The graceful line of her throat worked on a swallow. “When did you get such a way with words, Ian Wilder?” she whispered.
My mouth hooked up in a grin. “My friend’s a writer. She taught me a thing or two.”
Harlow laughed, and a little bit of tension unlocked in my chest. Then she blew out a slow breath.
“I’ll talk to Sage on the drive home,” she said under her breath. “Make sure she’s okay with this.”
The girl in question hopped off the couch and joined us in the kitchen. “Ooh, can I have one of those cookies?”
“Go ahead,” I told her, stepping back a little from her mom.
Sage snagged one from the top and moaned after one bite. “Mom, you’ve gotta try one of these.”
“One?” Harlow asked. “Half that plate is mine, kid.”
Sage laughed, then returned to the couch.
Because the plate was uncovered, Harlow plucked half a cookie from the edge and took a delicate bite. Her eyes fluttered closed, and she moaned deep in her throat.
“Holy shit,” she whispered.
“Should I leave you alone with the cookie?” I asked dryly.

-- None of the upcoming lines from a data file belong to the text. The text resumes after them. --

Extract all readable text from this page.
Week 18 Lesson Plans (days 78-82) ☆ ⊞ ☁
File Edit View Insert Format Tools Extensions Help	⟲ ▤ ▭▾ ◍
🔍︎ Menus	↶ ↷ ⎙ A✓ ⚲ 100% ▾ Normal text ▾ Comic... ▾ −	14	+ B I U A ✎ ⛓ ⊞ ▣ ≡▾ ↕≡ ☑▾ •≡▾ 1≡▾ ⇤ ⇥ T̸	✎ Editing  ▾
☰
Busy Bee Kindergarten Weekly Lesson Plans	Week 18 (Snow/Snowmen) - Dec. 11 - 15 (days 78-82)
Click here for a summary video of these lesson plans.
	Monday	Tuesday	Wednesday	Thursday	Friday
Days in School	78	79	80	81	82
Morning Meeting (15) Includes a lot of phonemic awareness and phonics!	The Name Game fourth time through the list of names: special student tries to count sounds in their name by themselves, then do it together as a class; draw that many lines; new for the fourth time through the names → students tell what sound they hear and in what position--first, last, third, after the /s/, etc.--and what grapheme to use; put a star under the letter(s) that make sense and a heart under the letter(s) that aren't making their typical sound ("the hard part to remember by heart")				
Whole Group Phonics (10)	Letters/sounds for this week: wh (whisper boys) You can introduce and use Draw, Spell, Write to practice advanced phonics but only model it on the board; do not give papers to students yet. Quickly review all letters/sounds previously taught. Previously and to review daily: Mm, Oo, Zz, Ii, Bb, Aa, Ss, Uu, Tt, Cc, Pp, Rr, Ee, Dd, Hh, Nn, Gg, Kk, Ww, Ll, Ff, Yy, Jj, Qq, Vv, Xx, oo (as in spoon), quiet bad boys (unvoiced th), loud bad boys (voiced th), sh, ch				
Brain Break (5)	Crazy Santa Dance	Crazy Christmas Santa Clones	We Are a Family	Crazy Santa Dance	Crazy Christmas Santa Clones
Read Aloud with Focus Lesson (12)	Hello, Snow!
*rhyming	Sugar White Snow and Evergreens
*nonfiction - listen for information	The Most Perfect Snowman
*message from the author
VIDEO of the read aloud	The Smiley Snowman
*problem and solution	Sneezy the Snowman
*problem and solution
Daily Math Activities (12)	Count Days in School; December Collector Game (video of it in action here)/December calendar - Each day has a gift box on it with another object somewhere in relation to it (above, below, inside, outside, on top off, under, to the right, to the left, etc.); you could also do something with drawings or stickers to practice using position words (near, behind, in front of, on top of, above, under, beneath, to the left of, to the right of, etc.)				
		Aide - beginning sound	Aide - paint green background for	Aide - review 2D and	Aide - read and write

She took another bite. “Maybe.” Then she shook her head. “Honestly, I’d say yes because I know your mom will make things like this on a weekly basis. You should’ve led with the baked goods.”
Before she could finish it, I snagged the rest of the cookie out of her hand and popped it in my mouth.
“Hey,” she said. “That was mine.”
I finished the cookie with a moan that echoed hers, then licked at my bottom lip. “Just making sure your presence here isn’t to my detriment.”
Harlow rolled her eyes. “Ass.”
I hooked an arm around her shoulders. “Is that a yes?”
In the pause before she answered, I found myself holding my breath. I wanted her to say yes. No matter how complicated that might be or what it might look like to anyone else, I wanted my best friend around because I missed her.
Her eyes darted up to mine, her cheekbones a little pink and her smile a lot mischievous. “You might regret it, but yeah, I think it’s a yes.”